Helping Bornean Communities Spare the Forest Habitat of Remaining Orangutans
Empowering local communities to manage their natural resources and protect wildlife is the focus of two of the three grants in the Arcus Foundation’s fall 2015 Great Apes Program portfolio.
In West Kalimantan, Indonesia, where logging and land conversion threaten the Bornean orangutan with extinction, the Gunung Panung Orangutan Conservation Program (GPOCP) and Health in Harmony are working to implement ingenious ideas to help communities find alternative livelihoods and motivations that spare this critical habitat.
The Gunung Palung National Park, home to 10 percent of the world’s remaining wild orangutans and other endangered species (and an important site of scientific research), has long been a site of conflict among loggers, law enforcement, and local communities who seek the economic benefits of its resources. Following from its success in repelling poachers and rescuing confiscated orangutans in the park and its surrounding buffer zone, the GPOCP now plans to partner with five villages surrounding the park to establish new Customary Forests covering 30 square miles in the Paduan River and Penjalaan area. These forest designations are a mechanism for local people to adopt sustainable forest management and find alternative livelihoods that do not depend on forest destruction. GPOCP will pursue legal recognition of these forests and work to integrate scientific data and strategies for orangutan and habitat conservation into their management.
The organization Health in Harmony will incentivize conservation through a program providing more affordable health care—the community’s greatest need—in exchange for reduction of illegal logging and killing of wildlife. The organization provides a mobile clinic whose fees are further reduced for those who engage in a conservation program. This project builds on the group’s earlier conservation-incentive program, of which an evaluation has revealed new orangutan nests in reforested parts of Gunung Palung National Park.
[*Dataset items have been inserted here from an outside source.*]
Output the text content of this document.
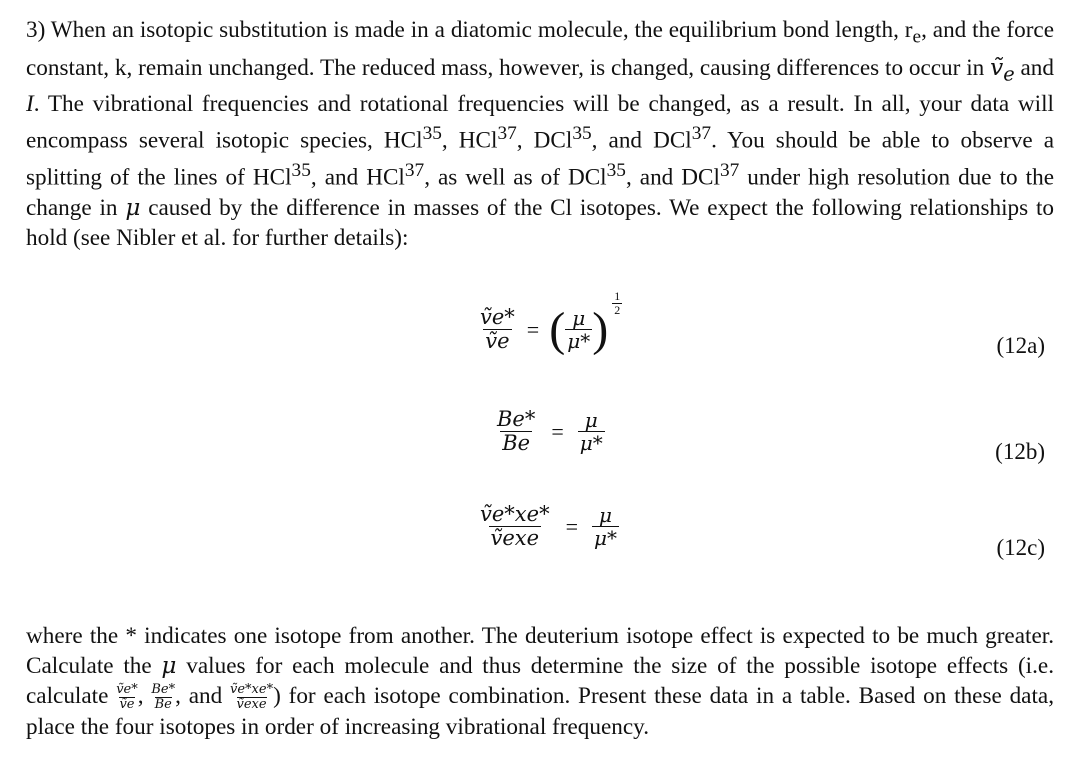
3) When an isotopic substitution is made in a diatomic molecule, the equilibrium bond length, $r_e$, and the force constant, k, remain unchanged. The reduced mass, however, is changed, causing differences to occur in ṽ$_e$ and I. The vibrational frequencies and rotational frequencies will be changed, as a result. In all, your data will encompass several isotopic species, HCl$^{35}$, HCl$^{37}$, DCl$^{35}$, and DCl$^{37}$. You should be able to observe a splitting of the lines of HCl$^{35}$, and HCl$^{37}$, as well as of DCl$^{35}$, and DCl$^{37}$ under high resolution due to the change in μ caused by the difference in masses of the Cl isotopes. We expect the following relationships to hold (see Nibler et al. for further details):

$\frac{\text{ṽe*}}{\text{ṽe}}$ = ( $\frac{\mu}{\mu*}$ ) $\frac{1}{2}$
(12a)
$\frac{Be*}{Be} = \frac{\mu}{\mu*}$	(12b)
$\frac{\text{ṽe*xe*}}{\text{ṽexe}} = \frac{\mu}{\mu*}$	(12c)

where the * indicates one isotope from another. The deuterium isotope effect is expected to be much greater. Calculate the μ values for each molecule and thus determine the size of the possible isotope effects (i.e. calculate $\frac{\text{ṽe*}}{\text{ṽe}}$ , $\frac{Be*}{Be}$ , and $\frac{\text{ṽe*xe*}}{\text{ṽexe}}$ ) for each isotope combination. Present these data in a table. Based on these data, place the four isotopes in order of increasing vibrational frequency.
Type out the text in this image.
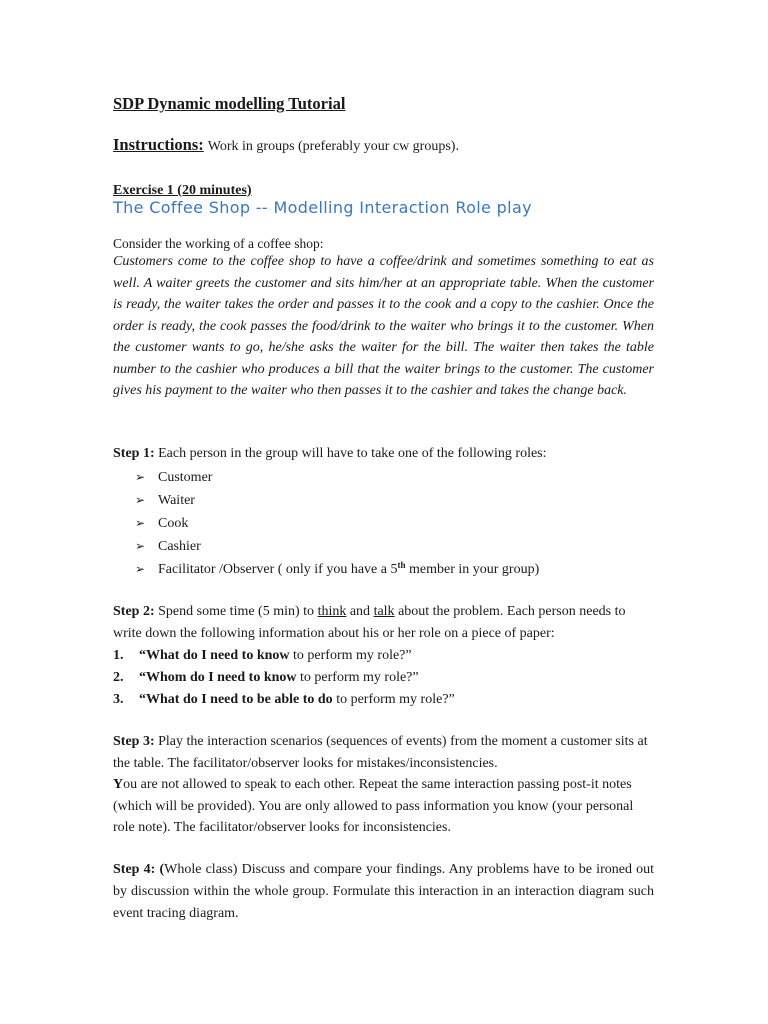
SDP Dynamic modelling Tutorial
Instructions: Work in groups (preferably your cw groups).
Exercise 1 (20 minutes)
The Coffee Shop -- Modelling Interaction Role play
Consider the working of a coffee shop:

Customers come to the coffee shop to have a coffee/drink and sometimes something to eat as well. A waiter greets the customer and sits him/her at an appropriate table. When the customer is ready, the waiter takes the order and passes it to the cook and a copy to the cashier. Once the order is ready, the cook passes the food/drink to the waiter who brings it to the customer. When the customer wants to go, he/she asks the waiter for the bill. The waiter then takes the table number to the cashier who produces a bill that the waiter brings to the customer. The customer gives his payment to the waiter who then passes it to the cashier and takes the change back.

Step 1: Each person in the group will have to take one of the following roles:
➢ Customer
➢ Waiter
➢ Cook
➢ Cashier
➢ Facilitator /Observer ( only if you have a 5th member in your group)

Step 2: Spend some time (5 min) to think and talk about the problem. Each person needs to write down the following information about his or her role on a piece of paper:

1. “What do I need to know to perform my role?”
2. “Whom do I need to know to perform my role?”
3. “What do I need to be able to do to perform my role?”

Step 3: Play the interaction scenarios (sequences of events) from the moment a customer sits at the table. The facilitator/observer looks for mistakes/inconsistencies.
You are not allowed to speak to each other. Repeat the same interaction passing post-it notes (which will be provided). You are only allowed to pass information you know (your personal role note). The facilitator/observer looks for inconsistencies.

Step 4: (Whole class) Discuss and compare your findings. Any problems have to be ironed out by discussion within the whole group. Formulate this interaction in an interaction diagram such event tracing diagram.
A third grant in this cycle aims to support the long-term sustainability of the Center for Orangutan and Chimpanzee Conservation in Wachula, Florida, which provides high-quality, lifetime care to apes rescued from the entertainment industry, advertising, or medical research. Because the viability of this center is so critical for the provision of model care and well-being of its inhabitants, funding will help strengthen its fundraising, human resources, and educational outreach capabilities.